I think I just created two new words, I'm so flippin' talented. Anyway, I was thinking about New Year's the other night as I watched Ryan Seacrest try desperately to hide his homosexuality behind a very awkward peck on the cheek with Christina Aguliera, and I was wondering why we get so excited about New Year's Eve. Think about it, New Year's is honestly just another day where we turn the calendars over to the next day/month/year because of the moon cycle and the planet's position around the sun. So why the excitement?
Sure, for some I think it's just another really good reason to get lit and wake up in a puddle of your own urine, but for most I think it goes much deeper than that. I think somewhere deep inside of us we desire to be new. There's an excitement to a new beginning, where for at least a minute/hour/day/whatever, we feel like we can be a new person. There's something inside most of us that screams to us that we aren't right. There's a deep discontent with how things are that most of us are afraid to talk about or even think about for more than just a fleeting second, so we bury it hoping it will go away. New Year's appeals to us, because it represents this feeling down inside of us that we desire to be new and different. This is why we make New Year's resolutions that we know we can't keep, but we like the idea of trying.

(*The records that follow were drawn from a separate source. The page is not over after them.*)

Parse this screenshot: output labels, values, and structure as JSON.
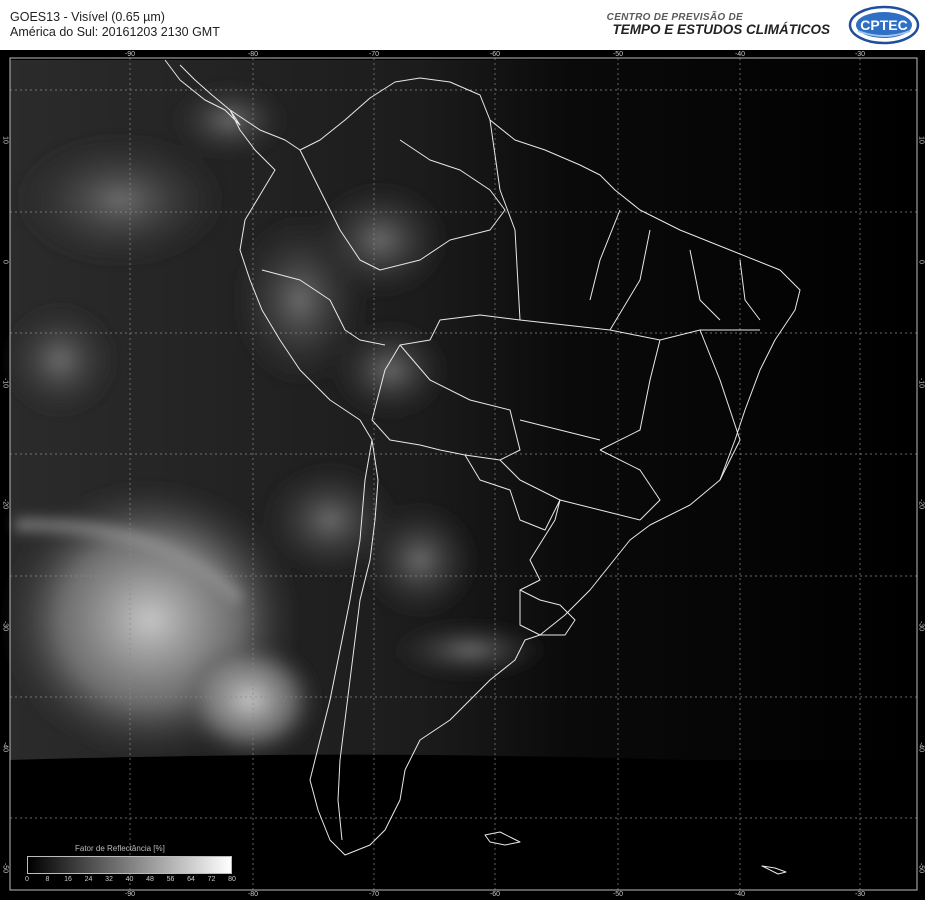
{
  "header": {
    "title_line1": "GOES13 - Visível (0.65 µm)",
    "title_line2": "América do Sul: 20161203 2130 GMT",
    "institution_small": "CENTRO DE PREVISÃO DE",
    "institution_big": "TEMPO E ESTUDOS CLIMÁTICOS",
    "logo_text": "CPTEC"
  },
  "map": {
    "longitude_labels": [
      "-90",
      "-80",
      "-70",
      "-60",
      "-50",
      "-40",
      "-30"
    ],
    "latitude_labels": [
      "10",
      "0",
      "-10",
      "-20",
      "-30",
      "-40",
      "-50"
    ]
  },
  "legend": {
    "title": "Fator de Reflectância [%]",
    "ticks": [
      "0",
      "8",
      "16",
      "24",
      "32",
      "40",
      "48",
      "56",
      "64",
      "72",
      "80"
    ],
    "min": 0,
    "max": 80
  },
  "colors": {
    "background": "#000000",
    "header_bg": "#ffffff",
    "boundaries": "#e8e8e8",
    "grid": "#8a8a8a",
    "logo": "#1f4e9c"
  }
}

I think God understands this yearning inside of us to be different. I think he's responsible for wiring it into our DNA. In the book of Lamentations, the author says, "Because of the Lord's great love we are not consumed, for his compassions (some translations "mercies") never fail. They are new every morning; great is your faithfulness." Let that sink in for a minute and let it wash over you. With God, every day is a New Year celebration. You don't have to yearn to be new, you are made new because all of your screw-ups are erased and you are renewed in the love of God. I believe this is the mark of the Kingdom of God. It is a Kingdom built on love, with the ability to restore and renew all things.

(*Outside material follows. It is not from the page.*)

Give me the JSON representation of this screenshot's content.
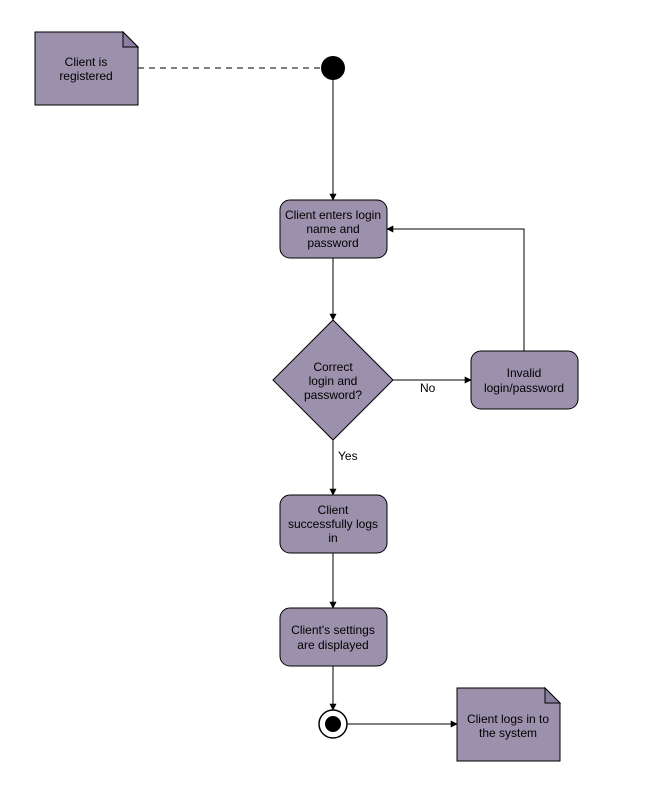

The New Testament talks extensively about the idea that we have an old self that is replaced by a new self in Jesus. How did this happen? A man two thousand years ago made it possible because he was so full of love, that he couldn't allow us to live in the old self anymore. He knew that the old self was broken and fractured, and his great desire was, and still is, to see all of God's creation and his creatures made new. You don't have to be broken and fractured. Your old self sucks, maybe it's time for it to be replaced. In the words of the musician Joseph Arthur, "You've been loved all the way."